In addition to the "textual" API given by the t variable, Lua code has access to a "structured" API for AST nodes. The type of node objects is denoted Node. The "current node" is stored in the global focus.

Node methods:

Node kinds

Each node in a tree-sitter parse tree has a kind, e.g., "binary expression" or "compound statement". Some of these kinds are children of each other, e.g., "call expression" might be a child of "expression". The following functions can query such relationships:

  • is_child_of(String, String) -> bool, (A)
  • is_descendant_of(String, String) -> bool, (A): Recursive, reflexive version of is_child_of
  • is_parent_of(String, String) -> bool, (A)
  • is_ancestor_of(String, String) -> bool, (A): Recursive, reflexive version of is_parent_of

See grammar.js and node_types.json for the grammar in question for a list of possible node kinds (or just use the pattern ${{print(focus:kind())}}).
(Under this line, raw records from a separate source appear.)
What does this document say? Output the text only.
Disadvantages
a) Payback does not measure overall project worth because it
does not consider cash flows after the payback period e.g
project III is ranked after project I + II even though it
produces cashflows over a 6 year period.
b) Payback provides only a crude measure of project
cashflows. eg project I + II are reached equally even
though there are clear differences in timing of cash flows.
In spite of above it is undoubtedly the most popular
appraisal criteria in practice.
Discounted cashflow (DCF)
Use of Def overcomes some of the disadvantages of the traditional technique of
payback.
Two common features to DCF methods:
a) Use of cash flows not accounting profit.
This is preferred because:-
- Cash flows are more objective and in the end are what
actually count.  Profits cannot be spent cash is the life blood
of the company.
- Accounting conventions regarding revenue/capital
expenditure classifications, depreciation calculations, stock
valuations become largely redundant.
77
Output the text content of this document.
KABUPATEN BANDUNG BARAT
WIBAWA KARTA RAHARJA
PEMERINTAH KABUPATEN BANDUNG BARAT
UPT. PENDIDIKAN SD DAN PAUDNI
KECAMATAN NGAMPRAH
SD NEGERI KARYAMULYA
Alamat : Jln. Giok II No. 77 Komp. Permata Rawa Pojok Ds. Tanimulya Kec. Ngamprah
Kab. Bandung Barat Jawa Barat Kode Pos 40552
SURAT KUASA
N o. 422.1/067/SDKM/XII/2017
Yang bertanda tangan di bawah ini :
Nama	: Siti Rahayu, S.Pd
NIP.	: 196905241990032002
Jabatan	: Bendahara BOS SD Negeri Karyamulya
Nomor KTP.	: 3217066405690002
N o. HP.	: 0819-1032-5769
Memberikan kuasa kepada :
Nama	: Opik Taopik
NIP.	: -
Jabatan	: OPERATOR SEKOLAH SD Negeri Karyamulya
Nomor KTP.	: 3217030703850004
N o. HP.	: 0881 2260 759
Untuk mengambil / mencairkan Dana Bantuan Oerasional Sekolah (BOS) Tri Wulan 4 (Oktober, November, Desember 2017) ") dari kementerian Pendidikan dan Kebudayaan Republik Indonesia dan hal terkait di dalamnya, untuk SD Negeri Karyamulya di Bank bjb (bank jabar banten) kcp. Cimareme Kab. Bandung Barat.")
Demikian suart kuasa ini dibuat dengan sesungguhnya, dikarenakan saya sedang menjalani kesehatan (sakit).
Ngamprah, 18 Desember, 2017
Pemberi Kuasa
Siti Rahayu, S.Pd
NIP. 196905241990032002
State and evaluation order

When matching against a single node, Lua snippets in a pattern share the same global state. Therefore, they can interact via global variables. For example, the following pattern is functionally equivalent to let $_ = $_;:

let ${{foo = "bar"; return true}} = ${{foo == "bar"}};

Evaluation order is depth-first, left-to-right. But be careful! It's hard to tell when and how many times a given snippet will execute.

Developer's guide

Build

To install from source, you'll need to install Rust and Cargo. Follow the instructions on the Rust installation page. Then, get the source:

git clone https://github.com/langston-barrett/mogglo
cd mogglo

Finally, build everything:

cargo build --release

You can find binaries in target/release. Run tests with cargo test.

Docs

HTML documentation can be built with mdBook:

cd doc
mdbook build

Release

  • Create branch with a name starting with release

  • Update CHANGELOG.md

  • Update the version numbers in ./crates/**/Cargo.toml

    find crates/ -type f -name "*.toml" -print0 | \
      xargs -0 sed -E -i 's/^version = "U.V.W"$/version = "X.Y.Z"/'
    
  • Run cargo build --release

  • Commit all changes and push the release branch

  • Check that CI was successful on the release branch

  • Merge the release branch to main

  • git checkout main && git pull origin && git tag -a vX.Y.Z -m vX.Y.Z && git push --tags

  • Verify that the release artifacts work as intended

  • Release the pre-release created by CI

  • Check that the crates were properly uploaded to crates.io

Test

Run end-to-end tests with lit and FileCheck:

cargo build
lit --path=$PWD/test/bin --path=$PWD/target/debug test/